Simbolismo e identidade no andor da Festa de Nossa Senhora do Amparo 2024, Valença-BA
- Paulo Vitor Luz
- 21 de out.
- 2 min de leitura
A Festa de Nossa Senhora do Amparo de 2024 apresentou um andor cuja concepção ultrapassou o campo da ornamentação religiosa. Elaborado por Brenno Neves, com a colaboração de familiares e amigos, o andor sintetiza dimensões estéticas, históricas e sociais que caracterizam a continuidade da devoção popular à Nossa Senhora do Amparo, em Valença-BA.
A estrutura apresenta composição vertical, marcada pela centralidade da imagem da padroeira, cercada por um arranjo de flores que combina tons lilás, azuis e amarelos. Essa escolha não busca apenas beleza, mas traduz um modo de organizar o olhar sobre a fé, revelando como os valencianos transformam o gesto devocional em uma forma de expressão cultural.
Na base do andor, destaca-se um relógio com algarismos romanos, elemento que estabelece um diálogo direto com o relógio instalado na torre direita da Igreja de Nossa Senhora do Amparo. Datado do século XIX, o antigo mecanismo acionava sinos que marcavam as horas do dia e, por muitos anos, foi mantido em funcionamento por Seu Petrônio, homenageado na obra. Ao incorporar essa referência, Brenno Neves recorda a presença desse guardião da memória local e resgata uma dimensão material da história do templo, vinculando a criação contemporânea à trajetória da própria igreja e de sua devoção.
A homenagem também se estende a Dona Moçazinha, benfeitora da igreja e figura central na organização da Festa do Amparo por décadas. À frente do Grupo do Amparo, ela desempenhou papel fundamental na preservação das práticas devocionais e na manutenção da capela, coordenando reformas e promovendo ações que garantiram a continuidade da festividade. Sua lembrança, inscrita no andor, reafirma o protagonismo de pessoas que sustentaram a devoção e a sociabilidade em torno da santa padroeira de Valença e dos Operários da Companhia Valença Industrial (CVI).

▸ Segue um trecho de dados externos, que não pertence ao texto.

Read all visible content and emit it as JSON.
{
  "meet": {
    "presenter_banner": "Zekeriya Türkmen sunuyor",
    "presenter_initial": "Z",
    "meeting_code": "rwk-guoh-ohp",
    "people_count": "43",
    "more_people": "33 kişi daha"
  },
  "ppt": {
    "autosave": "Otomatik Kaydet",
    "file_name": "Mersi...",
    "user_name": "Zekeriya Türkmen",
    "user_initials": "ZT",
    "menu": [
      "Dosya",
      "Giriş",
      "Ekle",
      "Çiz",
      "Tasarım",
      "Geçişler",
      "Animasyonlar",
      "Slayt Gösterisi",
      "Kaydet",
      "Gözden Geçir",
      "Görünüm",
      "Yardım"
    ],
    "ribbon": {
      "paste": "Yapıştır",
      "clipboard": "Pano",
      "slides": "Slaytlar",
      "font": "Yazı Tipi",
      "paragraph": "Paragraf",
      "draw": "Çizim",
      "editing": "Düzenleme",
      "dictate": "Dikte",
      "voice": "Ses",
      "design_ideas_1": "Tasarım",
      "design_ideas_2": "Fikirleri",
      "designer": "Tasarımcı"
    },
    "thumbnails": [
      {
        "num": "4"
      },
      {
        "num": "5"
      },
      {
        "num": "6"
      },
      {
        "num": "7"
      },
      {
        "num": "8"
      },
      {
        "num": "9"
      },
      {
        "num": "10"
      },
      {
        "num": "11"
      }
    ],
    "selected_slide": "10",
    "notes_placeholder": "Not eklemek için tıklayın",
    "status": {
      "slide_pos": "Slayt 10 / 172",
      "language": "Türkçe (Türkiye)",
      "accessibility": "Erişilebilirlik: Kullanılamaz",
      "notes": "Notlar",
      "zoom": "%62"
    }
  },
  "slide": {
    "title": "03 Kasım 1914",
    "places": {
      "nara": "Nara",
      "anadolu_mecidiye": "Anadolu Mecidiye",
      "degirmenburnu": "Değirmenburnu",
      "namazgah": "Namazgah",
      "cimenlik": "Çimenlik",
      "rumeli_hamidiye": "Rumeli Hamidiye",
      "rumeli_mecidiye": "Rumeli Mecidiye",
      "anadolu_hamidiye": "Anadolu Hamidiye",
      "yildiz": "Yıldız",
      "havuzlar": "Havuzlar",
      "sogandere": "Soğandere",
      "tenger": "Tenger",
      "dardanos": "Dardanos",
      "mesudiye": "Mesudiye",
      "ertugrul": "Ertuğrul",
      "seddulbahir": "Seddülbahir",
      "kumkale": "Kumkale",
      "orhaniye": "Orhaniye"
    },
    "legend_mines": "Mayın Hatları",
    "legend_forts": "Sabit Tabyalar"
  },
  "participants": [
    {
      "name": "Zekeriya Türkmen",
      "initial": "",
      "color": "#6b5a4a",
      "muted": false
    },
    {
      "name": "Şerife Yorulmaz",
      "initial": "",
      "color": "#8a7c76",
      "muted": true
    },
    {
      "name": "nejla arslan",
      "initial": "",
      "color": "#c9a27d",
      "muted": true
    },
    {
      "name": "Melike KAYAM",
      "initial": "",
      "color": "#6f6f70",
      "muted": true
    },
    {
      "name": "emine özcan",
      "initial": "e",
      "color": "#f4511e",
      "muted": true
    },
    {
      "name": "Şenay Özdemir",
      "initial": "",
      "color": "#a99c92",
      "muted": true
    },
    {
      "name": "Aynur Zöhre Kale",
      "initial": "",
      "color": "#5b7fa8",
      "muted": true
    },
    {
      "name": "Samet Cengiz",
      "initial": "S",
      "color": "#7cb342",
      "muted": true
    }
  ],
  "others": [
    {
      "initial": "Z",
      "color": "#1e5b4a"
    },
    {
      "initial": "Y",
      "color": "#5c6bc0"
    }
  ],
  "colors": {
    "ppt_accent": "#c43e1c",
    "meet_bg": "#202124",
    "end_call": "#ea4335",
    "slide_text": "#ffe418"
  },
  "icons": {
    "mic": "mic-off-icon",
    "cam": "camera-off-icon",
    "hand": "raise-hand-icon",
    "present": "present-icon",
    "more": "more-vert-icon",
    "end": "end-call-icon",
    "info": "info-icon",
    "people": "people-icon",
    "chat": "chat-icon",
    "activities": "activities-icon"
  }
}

Outro aspecto de destaque é a presença das bandeiras do Estado da Bahia e do Município de Valença, posicionadas lateralmente ao andor. A escolha de incorporar esses símbolos territoriais reforça o vínculo entre a religiosidade e a identidade local, situando a festa no cruzamento entre fé e representação cívica. Ao lado da veneranda imagem do século XVIII, as bandeiras afirmam que a Festa do Amparo pertence tanto à dimensão espiritual quanto à história social de Valença e do Estado da Bahia.
Outro elemento relevante é o sistema de iluminação instalado na base e nas laterais do andor. O recurso, hoje tradicional, surgiu como uma solução prática diante da ampliação do tempo da procissão, que ao longo das décadas passou a estender-se até a noite em razão do aumento de fiéis e de homenagens à padroeira ao longo do trajeto. A iluminação, portanto, garante a visibilidade e a preservação da beleza do andor durante todo o cortejo, tornando-se parte integrante da dinâmica contemporânea da festa.
O andor de 2024 constitui um documento da própria festa. Nele se condensam memórias, ofícios, afetos e valencianidades que atravessam gerações. Sua criação revela que a Festa de Nossa Senhora do Amparo não se limita ao calendário religioso, mas continua a ser um campo de produção de sentido, onde a cidade reafirma sua história por meio da festividade.
É justamente nesse diálogo entre passado e presente que a festa se mantém viva: como prática de memória e como expressão concreta da cultura popular valenciana, que o Memorial Amparo se dedica salvaguardar, revitalizar e difundir.